Kubernetes: Up and Running, 3rd Edition #
The very first book I read on the topic is Kubernetes: Up and Running, 3rd Edition.
This book covers lots of the fundamental blocks from Kubernetes: Pods, Services, Deployments, ConfigMaps, and Secrets. It also briefly touches on a couple of topics on how to deploy your cluster on the cloud or locally via Minikube, RBAC permission, and Service Meshes.
It is a good starting point if you are new to Kubernetes or if you are preparing for CKAD (the developer version of this exam) but definitively not enough for the CKA exam.
Certified Kubernetes Administrator (CKA) Study Guide #
The second book I read on the topic is Certified Kubernetes Administrator (CKA) Study Guide.
This book is absolutely fundamental if you never approached any of the Linux Foundation exams. If you have a very short amount of time before the exam, make sure to read at least chapter 1 of this book. The exam is quite intense and if you want to pass it you need to be very fast. Some of the tips provided in this chapter will give you the edge that you need to ace the exam.
When I was reading this book, I had the wrong impression that it would be enough to pass the exam. I could not have been more wrong.
I only realized this when I decided to give a try to the CKA exam simulator that you can find at Killer shell. If you log in to killer.sh with your Linux Foundation credentials and you bought a CKA exam, you are going to find 2 exam simulator tests for free.
I strongly suggest that you try at least one of those simulator exams, way in advance of your exam date. Even if you think that you are not ready yet. Doing at least one of those simulator exams will not only give you a sense if you are prepared or not but more importantly will tell you which areas to focus more in your studying.
The exam simulator is very close to what the actual exam looks like. More importantly, once you finish the exam it will give you instructions on how to pass each one of those exam questions that were part of the simulation.
I cannot stress enough that this is the best resource you can use to pass the exam. Print those instructions in PDF format and review them before the exam. If you have less than a week to the exam date, you should only focus on the exam simulation.
Managing Kubernetes #
Once you have done the simulator exam (like I suggested in the previous section), make sure to explore some of those topics that you are not very familiar with from the book Managing Kubernetes.
This book covers some of those more advanced topics on how to install a cluster via Kubeadm from scratch.
Bear in mind that you don’t need to read this book entirely to be prepared, but it is definitely a good resource to deepen your knowledge on some of those topics that were not covered by the previous books.

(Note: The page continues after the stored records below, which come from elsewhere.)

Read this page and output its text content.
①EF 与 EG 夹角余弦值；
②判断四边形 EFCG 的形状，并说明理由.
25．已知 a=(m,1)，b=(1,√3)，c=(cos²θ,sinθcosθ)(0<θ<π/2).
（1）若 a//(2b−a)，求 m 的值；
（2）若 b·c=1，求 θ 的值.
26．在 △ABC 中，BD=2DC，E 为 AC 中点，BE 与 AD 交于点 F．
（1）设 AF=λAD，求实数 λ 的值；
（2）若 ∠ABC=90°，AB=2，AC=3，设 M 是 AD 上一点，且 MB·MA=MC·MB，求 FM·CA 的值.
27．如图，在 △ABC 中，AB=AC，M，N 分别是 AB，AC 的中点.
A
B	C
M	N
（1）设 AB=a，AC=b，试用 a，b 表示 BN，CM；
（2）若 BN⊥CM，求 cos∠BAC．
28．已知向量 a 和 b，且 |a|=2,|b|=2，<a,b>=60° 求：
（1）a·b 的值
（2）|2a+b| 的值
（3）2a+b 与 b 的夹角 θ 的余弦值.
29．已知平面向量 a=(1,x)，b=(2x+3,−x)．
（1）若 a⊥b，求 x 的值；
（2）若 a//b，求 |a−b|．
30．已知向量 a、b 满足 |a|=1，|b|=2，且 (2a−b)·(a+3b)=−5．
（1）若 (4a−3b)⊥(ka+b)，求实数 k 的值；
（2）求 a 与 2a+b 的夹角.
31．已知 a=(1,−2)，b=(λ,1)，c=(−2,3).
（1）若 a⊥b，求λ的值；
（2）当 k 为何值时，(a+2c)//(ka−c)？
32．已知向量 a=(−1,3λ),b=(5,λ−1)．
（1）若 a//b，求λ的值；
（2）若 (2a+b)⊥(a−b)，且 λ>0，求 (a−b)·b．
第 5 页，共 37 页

Cloud Native DevOps with Kubernetes, 2nd Edition #
Finally, I would suggest you read Cloud Native DevOps with Kubernetes, 2nd Edition. I found this book very interesting because it is a reference to many different tools in the growing ecosystem of Kubernetes.
This book is very much optional to prepare for the exam. It is mostly useful if you want to get familiar with the tools currently available in the growing ecosystem of Kubernetes.